At the time when metastatic disease is identified, assessment of human epidermal growth factor receptor (HER)2 status might help to optimize treatment decisions if HER2 status was not determined at first diagnosis and if HER2 positivity has been acquired during disease progression. Within this context, determination of serum HER2 or evaluation of HER2 status in circulating tumor cells (CTCs) may be of clinical relevance because metastatic tissue may be difficult to obtain for analysis as a result of its localization. The aim of this study was therefore to determine the HER2 status in serum and corresponding CTCs in patients with metastatic breast cancer whose primary tumors were HER2 negative or of unknown HER2 status.

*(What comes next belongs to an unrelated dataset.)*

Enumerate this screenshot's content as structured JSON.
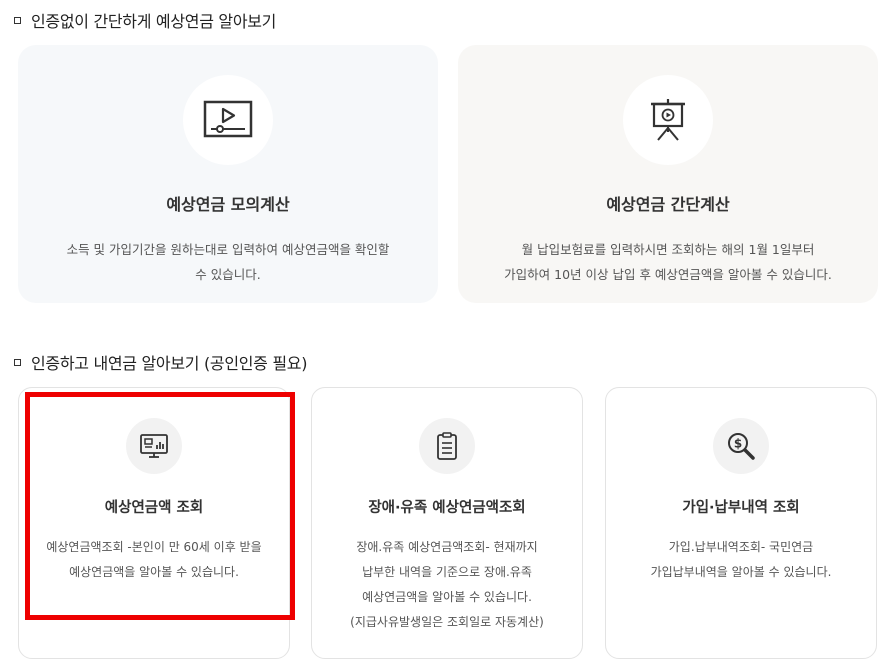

Blood samples were obtained from 77 metastatic breast cancer patients with negative (n = 44) or unknown (n = 33) HER2 status. Serum HER2 was determined using a commercial HER2/neu ELISA kit. CTCs were detected by slide-based assay using immunomagnetic enrichment and characterized by phenotyping and genotyping. Alternatively, a commercial kit, based on RT-PCR, was used to detect and characterize CTCs.


Twenty out of 77 patients with metastatic disease had elevated serum levels of HER2. Blood samples could be analyzed for the presence of CTCs in 67 patients. Eight out of 21 patients with detectable CTCs exhibited HER2 amplification. Twenty-three out of 77 patients were HER2 positive using at least one method. Concordance between HER2 status of CTCs and serum HER2 was observed in 15 of 21 patients (71%). In six patients conflicting results were obtained. Three patients with elevated serum HER2 status had HER2-negative CTCs, whereas three patients with HER2-positive CTCs had normal serum HER2 levels.


A subgroup of patients with initially negative or unknown HER2 status can have elevated serum HER2 levels and/or HER2-positive CTCs at the time of development of metastatic disease. Although only a small number of patients were studied, our observations are of clinical relevance because, currently, these patients do not have access to HER2-targeted therapy.